The  Nano-Magnetism Laboratory at National Taiwan University was founded in August, 1997.  As a vigorous research team, we make thorough inquiries into low dimensional magnetic nanostructures and spin-dependent transport.

We use numerous methods to fabricate a variety of samples, and with multiple experimental techniques, look deep into the diverse distinctive physical behaviors in low dimensional magnetic systems. Meanwhile, we also think highly of both fundamental and applied physics, and interdisciplinary studies.  

Low dimensional magnetic nanostructure attracts much interest not only due to its novel behavior in magnetic and magnetotransport properties with its reduced dimensionality, but also due to its potential application in nanodevice and nanostorage.

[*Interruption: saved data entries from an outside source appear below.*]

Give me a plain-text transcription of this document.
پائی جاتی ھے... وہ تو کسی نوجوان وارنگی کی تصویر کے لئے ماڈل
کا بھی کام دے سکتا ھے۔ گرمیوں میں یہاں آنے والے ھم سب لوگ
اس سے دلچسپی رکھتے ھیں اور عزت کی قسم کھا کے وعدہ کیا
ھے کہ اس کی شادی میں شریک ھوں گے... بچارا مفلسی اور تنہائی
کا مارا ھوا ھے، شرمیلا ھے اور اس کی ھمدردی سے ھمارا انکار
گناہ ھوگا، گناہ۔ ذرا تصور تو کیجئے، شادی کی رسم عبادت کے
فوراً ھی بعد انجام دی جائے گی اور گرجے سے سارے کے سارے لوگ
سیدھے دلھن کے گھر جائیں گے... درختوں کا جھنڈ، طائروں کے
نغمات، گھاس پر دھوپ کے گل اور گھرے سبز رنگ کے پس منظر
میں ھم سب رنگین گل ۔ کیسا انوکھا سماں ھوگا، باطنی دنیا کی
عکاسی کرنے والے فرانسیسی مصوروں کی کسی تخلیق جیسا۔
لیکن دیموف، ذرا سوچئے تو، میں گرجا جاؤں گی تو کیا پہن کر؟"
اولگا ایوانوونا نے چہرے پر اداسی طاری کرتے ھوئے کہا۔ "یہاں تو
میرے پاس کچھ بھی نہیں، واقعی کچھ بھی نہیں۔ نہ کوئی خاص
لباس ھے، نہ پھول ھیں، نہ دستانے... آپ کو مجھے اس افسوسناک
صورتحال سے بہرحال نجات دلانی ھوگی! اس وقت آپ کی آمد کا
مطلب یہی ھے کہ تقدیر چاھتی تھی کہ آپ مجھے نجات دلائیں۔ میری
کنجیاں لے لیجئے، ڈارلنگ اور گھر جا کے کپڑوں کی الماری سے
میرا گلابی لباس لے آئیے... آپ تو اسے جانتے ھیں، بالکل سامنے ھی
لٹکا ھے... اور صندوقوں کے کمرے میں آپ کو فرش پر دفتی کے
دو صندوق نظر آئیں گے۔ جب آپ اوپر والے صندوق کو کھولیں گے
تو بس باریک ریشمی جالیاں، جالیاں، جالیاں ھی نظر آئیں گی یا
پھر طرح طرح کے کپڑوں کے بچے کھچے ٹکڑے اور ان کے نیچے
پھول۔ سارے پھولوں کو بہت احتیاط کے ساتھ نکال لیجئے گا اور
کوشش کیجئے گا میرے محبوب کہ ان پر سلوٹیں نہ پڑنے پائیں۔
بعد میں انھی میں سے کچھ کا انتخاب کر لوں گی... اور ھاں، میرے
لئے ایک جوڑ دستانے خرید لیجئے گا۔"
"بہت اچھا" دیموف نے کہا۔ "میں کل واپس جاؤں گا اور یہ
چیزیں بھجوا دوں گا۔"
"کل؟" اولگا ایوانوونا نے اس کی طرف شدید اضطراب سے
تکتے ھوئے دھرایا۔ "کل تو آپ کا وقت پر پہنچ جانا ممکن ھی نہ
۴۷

Different approaches, such as thin film growth technique and self-assembly have been used for growing or fabricating different magnetic nanostructure, with help of analysis tools of surface magnetism including techniques of scanning probe microscope (SPM), medium energy electron diffraction (MEED), low energy electron diffraction (LEED), and magneto-optical Kerr effect (MOKE), Auger electron spectroscopy (AES) etc., as well as magnetic dichroism in application of synchrotron radiation. In particular, the recently developed spin-polarized scanning tunneling microscopy (SP-STM) and spin-polarized scanning tunneling spectroscopy (SP-STS) techniques provide the more efficient ways at nanometer scale to probe the spin configuration of novel ferromagnetic or antiferromagnetic nanostructures such as nanoparticles assembly and magnetic organic molecule.

For researches in application of synchrotron radiation, the photoemission electron microscopy (PEEM) was used to measure the magnetic anisotropy of ferromagnetic thin film. We found that the magnetic easy axis of ferromagnetic films can be switched from in-plane to perpendicular direction by the exchange coupling with adjacent Mn thin films. The discovery of such new mechanism provide new concept for the current developed perpendicular magnetic recording industry. Besides, we investigate the position-selected electronic structure of laser modified CNTs by scanning photoemission electron microscopy (SPEM) of CNTs in air and N2 environment, the modified region shows enhanced chemical shifts in carbon 1s state, respectively. The modification of electronic structure is shown to be strongly dependent on the gaseous environment.

For the current subjects, we are also trying to design various organic spin valves, and then investigate the inelastic tunneling property for the electron transport through organic molecule. We also study the magnetic and transport properties of single organic molecule by low temperature SP-STM. The theoretical study also plays an important role in this project.